Some former employees would refer to the restaurant as Bishop University, a place where they learned the ropes.
‘His heart was in the city’
Abe was a strong supporter of education.
He was also a co-founder of the American Lebanese Awareness Association and was a driving force behind the association’s scholarship fund. Begun in the 1980s, the fund now has awarded more than $1 million in scholarships.
This year it awarded 27 scholarships totaling $42,000, said Gabriel, who was a recipient about 30 years ago.
Another of the recipients was Shadi Asmar, owner of Shadi’s restaurant in North Andover.
Asmar got to know Abe in his retirement.
Before COVID-19 hit, Abe and his brother Joey would eat lunch at Shadi’s each Monday.
“He would tell the old stories about times in the restaurant,” Asmar said. “It was his life. The community was his life.”
Dave O’Neill, the first director of the Lawrence Heritage State Park, remembers a divisive time in Lawrence’s history, 1984, when a contest to name a new park by the Central Bridge was introduced as a gesture to bring people together. It succeeded, attracting more than 800 entries.
The sole winner whose suggestion won the contest was to receive a helicopter ride around Lawrence and dinner for four at Bishop’s.
It turned out that 13 people came up with the winning suggestion for the riverside property: Pemberton Park.
O’Neill hesitated to ask the restaurant to host more than the one winner and the three guests. But Abe, without hesitation, opened a section Bishop’s for the 13 winners and their guests, which amounted to more than 50 people.
“His heart was in the city,” O’Neill said.
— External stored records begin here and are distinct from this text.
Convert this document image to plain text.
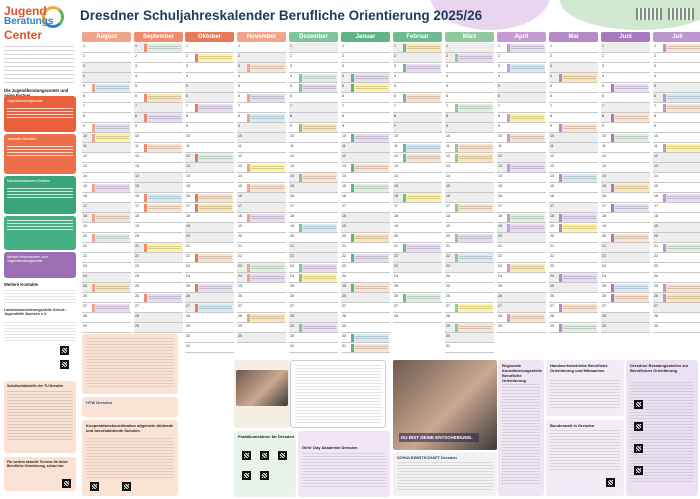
Jugend
Beratungs
Center
Dresdner Schuljahreskalender Berufliche Orientierung 2025/26
Die Jugendberatungscenter und
Jugendberatungscenter
Jobcenter Dresden
Handwerkskammer Dresden
Weitere Informationen zum Jugendberatungscenter
Weitere Kontakte
Landeskoordinierungsstelle Schule - Jugendhilfe Sachsen e.V.
Schulkontaktstelle der TU Dresden
Für weitere aktuelle Termine für deine Berufliche Orientierung, schau hier.
August
1
2
3
4
5
6
7
8
9
10
11
12
13
14
15
16
17
18
19
20
21
22
23
24
25
26
27
28
29
September
1
2
3
4
5
6
7
8
9
10
11
12
13
14
15
16
17
18
19
20
21
22
23
24
25
26
27
28
29
Oktober
1
2
3
4
5
6
7
8
9
10
11
12
13
14
15
16
17
18
19
20
21
22
23
24
25
26
27
28
29
30
31
November
1
2
3
4
5
6
7
8
9
10
11
12
13
14
15
16
17
18
19
20
21
22
23
24
25
26
27
28
29
30
Dezember
1
2
3
4
5
6
7
8
9
10
11
12
13
14
15
16
17
18
19
20
21
22
23
24
25
26
27
28
29
30
31
Januar
1
2
3
4
5
6
7
8
9
10
11
12
13
14
15
16
17
18
19
20
21
22
23
24
25
26
27
28
29
30
31
Februar
1
2
3
4
5
6
7
8
9
10
11
12
13
14
15
16
17
18
19
20
21
22
23
24
25
26
27
28
März
1
2
3
4
5
6
7
8
9
10
11
12
13
14
15
16
17
18
19
20
21
22
23
24
25
26
27
28
29
30
31
April
1
2
3
4
5
6
7
8
9
10
11
12
13
14
15
16
17
18
19
20
21
22
23
24
25
26
27
28
29
Mai
1
2
3
4
5
6
7
8
9
10
11
12
13
14
15
16
17
18
19
20
21
22
23
24
25
26
27
28
29
Juni
1
2
3
4
5
6
7
8
9
10
11
12
13
14
15
16
17
18
19
20
21
22
23
24
25
26
27
28
29
Juli
1
2
3
4
5
6
7
8
9
10
11
12
13
14
15
16
17
18
19
20
21
22
23
24
25
26
27
28
29
HTW Dresden
Kooperationskoordination allgemein bildende und berufsbildende Schulen
Praktikumsbörse für Dresden
Girls' Day Akademie Dresden
DU BIST DEINE ENTSCHEIDUNG.
SCHULEWIRTSCHAFT Dresden
Regionale Koordinierungsstelle Berufliche Orientierung
Handwerksbetriebe Berufliche Orientierung und Mitmachen
Bundesweit in Dresden
Dresdner Beratungsstellen zur Beruflichen Orientierung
Abe was also a prime advocate for the Greater Lawrence Community Boating Program, started in 1979. He eventually put together donors to build the 10,000-square-foot boathouse to support river programming for young people.
“He was a giver, a giver, a giver – never a taker,” O’Neill said.
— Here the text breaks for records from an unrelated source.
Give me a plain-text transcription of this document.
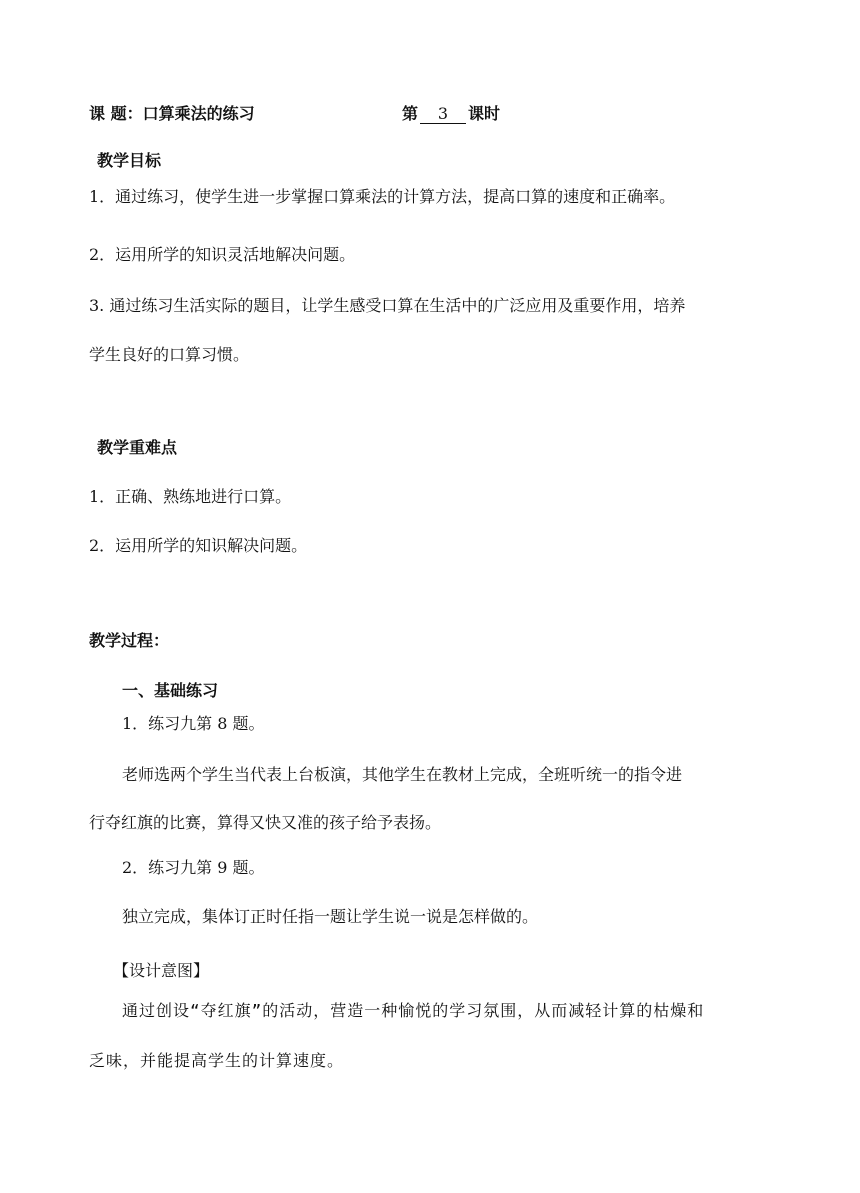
课 题：口算乘法的练习	第 3 课时
教学目标
1．通过练习，使学生进一步掌握口算乘法的计算方法，提高口算的速度和正确率。
2．运用所学的知识灵活地解决问题。
3. 通过练习生活实际的题目，让学生感受口算在生活中的广泛应用及重要作用，培养
学生良好的口算习惯。
教学重难点
1．正确、熟练地进行口算。
2．运用所学的知识解决问题。
教学过程：
一、基础练习
1．练习九第 8 题。
老师选两个学生当代表上台板演，其他学生在教材上完成，全班听统一的指令进
行夺红旗的比赛，算得又快又准的孩子给予表扬。
2．练习九第 9 题。
独立完成，集体订正时任指一题让学生说一说是怎样做的。
【设计意图】
通过创设“夺红旗”的活动，营造一种愉悦的学习氛围，从而减轻计算的枯燥和
乏味，并能提高学生的计算速度。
The boating program’s director, Jed Koehler, said Abe wanted Lawrence youth to have the same kinds of opportunities to develop sailing and boating skills, gain confidence on the water and have a fun and safe time, as do youth in seaport communities.
“Without Abe Bashara it wouldn’t have been done,” Koehler said.
On Friday, Exavian Aparicio, 20, of Lawrence, was working there.
He first visited the Abe Bashara Boathouse when he was 7 years old and has been a regular in the programs for the last 13 years.
He said he doesn’t know where he would be without the boating program.
He never met Abe, but if he had, he would have wanted to thank him.
“He put this building here for me to find, and get a future for myself,” he said.
Abe’s contributions to the city and its residents earned him accolades such as the Ralph Wilkinson Award as Citizen of the Year in the Merrimack Valley.
But much of what he did for people was done quietly, without seeking recognition, and for no reason beyond it being his way of conducting himself.
Some of those contributions are documented in folders and oral histories at the Lawrence History Center.
“Abe Bashara was truly one of the Lawrence greats,” said the center’s Amita Kiley.
Joey said he closed Bishop’s 20 years ago after Abe’s aneurysm because they had lost an older brother and a sister, co-owners of Bishop’s.
“I don’t want to lose Abe,” he was his thinking, he said.
They had been in business 52 years and Abe would have another 20 years to live.
A highlight of their working life was being named the Massachusetts Small Business of the Year. Abe and Joey were honored by President Jimmy Carter at the White House, had lunch with Rep. Paul Tsongas and toured the U.S. Capitol with House Speaker Tip O’Neill.
Even with all the accolades, however, those who knew Abe are most likely to remember him for a life well lived and what he did for his family and others — and The Immigrant City.